Written: Written January 15, 1903
Published:
First published in 1928.
Sent from London to St. Petersburg.
Printed from the original.
Source:
Lenin
Collected Works,
Progress Publishers,
1974,
Moscow,
Volume 34,
pages 131-132.
Translated: Clemens Dutt
Transcription\Markup:
D. Moros
Public Domain:
Lenin Internet Archive
(2005).
You may freely copy, distribute,
display and perform this work; as well as make derivative and
commercial works. Please credit “Marxists Internet
Archive” as your source.
• README
We have received (from somewhere abroad) a new Bouncer document, dated October 1902, a programme and principles of organisation—muddled and pernicious. We are devilishly vexed and offended at your failure to send us immediately and directly (in two copies to different addresses) all the St. Petersburg productions. It is Simply outrageous that up to now we have not had the first leaflet of the Bouncer people (the July “protest” against the recognition of Iskra) and only learnt about it from Otkliki![1] Surely it is not difficult to send leaflets when all letters arrive quite all right! More outrageous still is the fact that you hold up your replies so long. Ignat has told us that his leaflet replying to the Bouncer drivel was written a long time ago, but that you held it up and substituted another one, longer, feebler and more watered-down, only in the end to publish none at all! If it couldn’t be published, surely it could have been sent here in a letter!

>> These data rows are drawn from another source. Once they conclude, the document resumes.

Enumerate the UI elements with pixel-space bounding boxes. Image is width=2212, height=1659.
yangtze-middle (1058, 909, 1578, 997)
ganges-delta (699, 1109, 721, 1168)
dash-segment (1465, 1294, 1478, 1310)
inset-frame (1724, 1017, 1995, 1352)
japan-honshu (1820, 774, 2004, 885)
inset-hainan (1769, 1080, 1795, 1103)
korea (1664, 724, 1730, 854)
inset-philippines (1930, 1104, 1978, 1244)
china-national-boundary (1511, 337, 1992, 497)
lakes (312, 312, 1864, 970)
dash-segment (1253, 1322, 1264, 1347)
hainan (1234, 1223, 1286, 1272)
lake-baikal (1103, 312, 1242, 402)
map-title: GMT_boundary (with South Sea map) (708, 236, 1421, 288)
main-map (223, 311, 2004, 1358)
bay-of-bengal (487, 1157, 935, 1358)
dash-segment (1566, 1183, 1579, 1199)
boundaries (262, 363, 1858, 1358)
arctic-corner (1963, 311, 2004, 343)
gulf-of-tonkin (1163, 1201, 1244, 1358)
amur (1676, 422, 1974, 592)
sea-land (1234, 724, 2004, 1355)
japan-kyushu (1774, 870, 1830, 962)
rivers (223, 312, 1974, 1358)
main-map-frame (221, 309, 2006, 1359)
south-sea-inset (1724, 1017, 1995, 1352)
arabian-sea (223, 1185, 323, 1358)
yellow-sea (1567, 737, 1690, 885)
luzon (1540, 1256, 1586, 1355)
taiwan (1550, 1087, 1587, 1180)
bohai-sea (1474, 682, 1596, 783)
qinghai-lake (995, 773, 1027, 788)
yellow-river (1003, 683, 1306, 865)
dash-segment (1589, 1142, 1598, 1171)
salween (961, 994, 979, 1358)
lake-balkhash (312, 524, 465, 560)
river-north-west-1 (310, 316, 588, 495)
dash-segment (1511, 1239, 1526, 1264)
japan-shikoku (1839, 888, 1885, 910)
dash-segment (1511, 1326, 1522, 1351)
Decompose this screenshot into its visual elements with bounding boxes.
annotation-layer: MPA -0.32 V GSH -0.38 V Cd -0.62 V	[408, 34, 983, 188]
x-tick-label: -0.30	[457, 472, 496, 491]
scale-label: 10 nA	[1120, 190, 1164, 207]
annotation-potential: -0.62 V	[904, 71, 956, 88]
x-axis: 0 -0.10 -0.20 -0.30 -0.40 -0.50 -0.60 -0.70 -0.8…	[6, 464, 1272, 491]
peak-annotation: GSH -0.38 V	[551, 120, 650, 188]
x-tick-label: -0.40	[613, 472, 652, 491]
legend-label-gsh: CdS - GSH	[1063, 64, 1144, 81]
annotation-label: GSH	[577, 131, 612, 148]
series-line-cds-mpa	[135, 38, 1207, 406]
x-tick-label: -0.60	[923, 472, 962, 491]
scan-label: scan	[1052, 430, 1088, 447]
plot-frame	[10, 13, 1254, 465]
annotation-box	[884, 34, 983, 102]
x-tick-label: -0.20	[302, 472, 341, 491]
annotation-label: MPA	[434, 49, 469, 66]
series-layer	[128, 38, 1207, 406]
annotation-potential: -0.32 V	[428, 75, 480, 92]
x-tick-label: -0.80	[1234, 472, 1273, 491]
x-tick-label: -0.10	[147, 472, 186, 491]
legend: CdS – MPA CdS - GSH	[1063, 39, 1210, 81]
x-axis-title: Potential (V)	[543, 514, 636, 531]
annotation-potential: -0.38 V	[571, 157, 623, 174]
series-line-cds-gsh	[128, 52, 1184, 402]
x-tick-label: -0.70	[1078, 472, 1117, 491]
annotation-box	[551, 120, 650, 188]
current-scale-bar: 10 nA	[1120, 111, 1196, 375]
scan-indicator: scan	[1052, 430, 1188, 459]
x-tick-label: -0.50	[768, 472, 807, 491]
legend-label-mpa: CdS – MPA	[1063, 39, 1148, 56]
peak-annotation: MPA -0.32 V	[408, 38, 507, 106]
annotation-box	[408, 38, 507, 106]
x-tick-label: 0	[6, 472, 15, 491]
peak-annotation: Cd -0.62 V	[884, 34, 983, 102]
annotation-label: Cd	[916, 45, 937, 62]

For Christ’s sake, explain what is the matter; is it due to sheer bungling oversight on the part of someone in the Committee (or of the whole Committee?) or to deliberate opposition and intrigue within the Committee?
We cannot rid ourselves of the impression inevitably created by all this: namely, that the Bouncers are steadily ousting you, deceiving you and before long will kick you out altogether.
We would strongly advise electing Bogdan in place of the missing member of the Organising Commmittee from St. Petersburg[2] he fully deserves it. And in general, apparently, things will never advance an inch without professional revolutionaries.
[1] Lenin refers to the two leaflets (that of September and October) of the Workers’ Organisation Committee quoted in the article “The St. Petersburg Split” published in Iskra No. 30, for December 15, 1902.
The September leaflet was previously published in the “Supplement” to Otkliki (Comments) No. 1, December 1902, issued by the Svoboda group in Geneva.
[2] Krasnukha V. P., the St. Petersburg member of the O.C., was arrested in November 1902.